Absrtahując już od tego że film najsłabiej wypada na tle poprzednich części. "Macie tu film o dobrych czarnoskórych ludziach którzy ratują innych czarnoskórych ludzi...' takie słowa mógłby wypowiedzieć twórca gdyby film wyszedł w 2020 roku. Można byłoby wtedy przyjąć ze fabuła filmu została nakreślona pokłosie wydarzeń które miały miejsce po interwencji w której zginął George Floyd.
Już było wiele takich przypadów jak Floyd. Także gdyby taka Noc Oczyszczenia nastała, to czarni by pewnie spiknęli się z czarnymi, a biali z białymi.
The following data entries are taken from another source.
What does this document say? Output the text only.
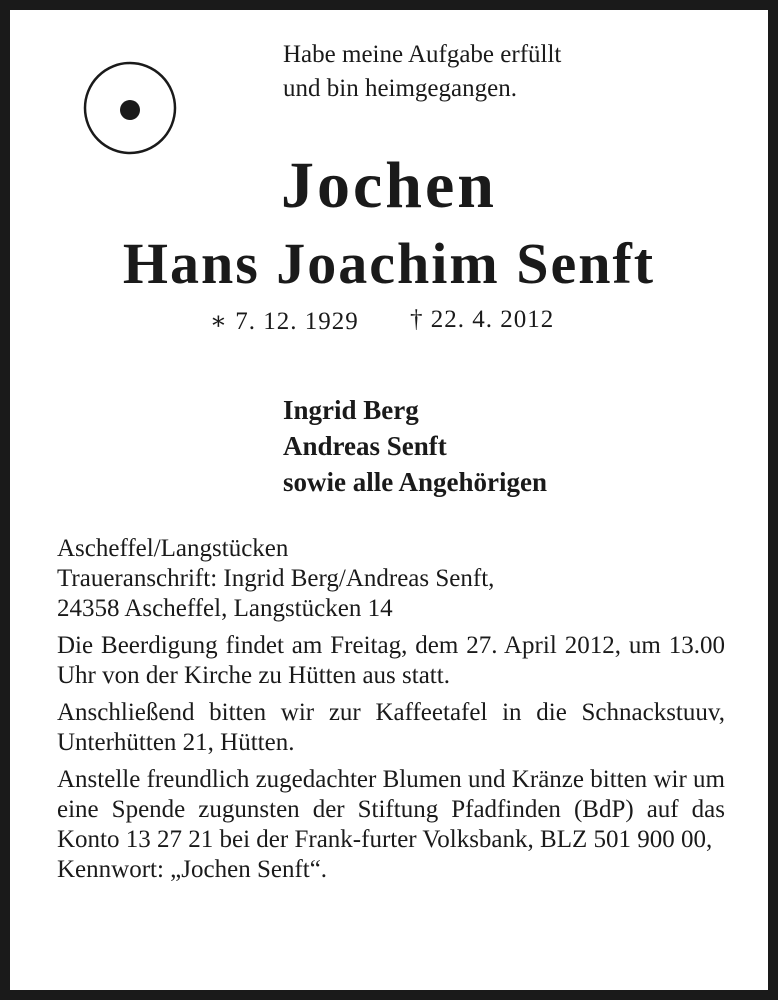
Habe meine Aufgabe erfüllt
und bin heimgegangen.
Jochen
Hans Joachim Senft
∗ 7. 12. 1929 † 22. 4. 2012
Ingrid Berg
Andreas Senft
sowie alle Angehörigen

Ascheffel/Langstücken
Traueranschrift: Ingrid Berg/Andreas Senft,
24358 Ascheffel, Langstücken 14

Die Beerdigung findet am Freitag, dem 27. April 2012, um 13.00 Uhr von der Kirche zu Hütten aus statt.

Anschließend bitten wir zur Kaffeetafel in die Schnackstuuv, Unterhütten 21, Hütten.

Anstelle freundlich zugedachter Blumen und Kränze bitten wir um eine Spende zugunsten der Stiftung Pfadfinden (BdP) auf das Konto 13 27 21 bei der Frank-furter Volksbank, BLZ 501 900 00,
Kennwort: „Jochen Senft“.
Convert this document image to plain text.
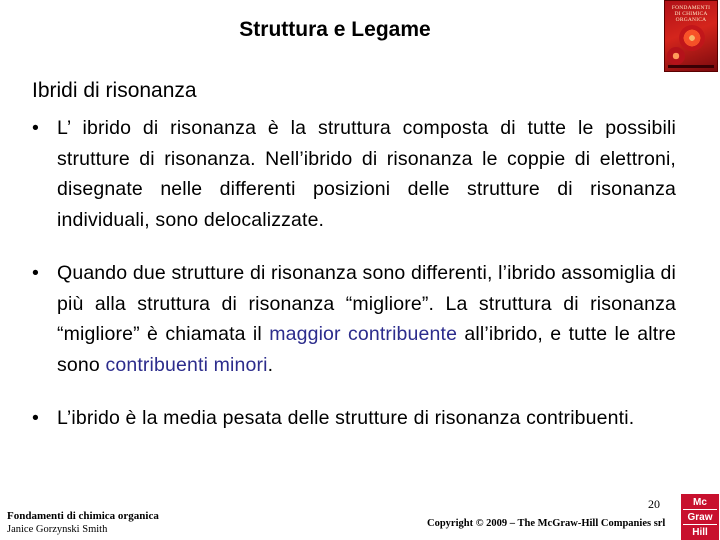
Struttura e Legame
FONDAMENTI DI CHIMICA ORGANICA
Ibridi di risonanza
• L’ ibrido di risonanza è la struttura composta di tutte le possibili strutture di risonanza. Nell’ibrido di risonanza le coppie di elettroni, disegnate nelle differenti posizioni delle strutture di risonanza individuali, sono delocalizzate.
• Quando due strutture di risonanza sono differenti, l’ibrido assomiglia di più alla struttura di risonanza “migliore”. La struttura di risonanza “migliore” è chiamata il maggior contribuente all’ibrido, e tutte le altre sono contribuenti minori.
• L’ibrido è la media pesata delle strutture di risonanza contribuenti.
Fondamenti di chimica organica
Janice Gorzynski Smith
20
Copyright © 2009 – The McGraw-Hill Companies srl
Mc
Graw
Hill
Według mnie to wcale nie byłoby zaskakujące.
Niewolnictwo istniało od majów, Azteków czy Egipcjan i Rzymu a nawet wcześniej. To wymyśł ze biali tacy źli ;)
To prawda, niewolnictwo istniało od zawsze. Jednak tutaj mówimy o konkretnym przypadku i sytuacji USA. Czarni wciąż mają pretensje do białych, dlatego też w USA jest konflikt. A ten film jednak dotyczył USA i właśnie (między innymi) tego problemu. Choć było to kiepsko pokazane.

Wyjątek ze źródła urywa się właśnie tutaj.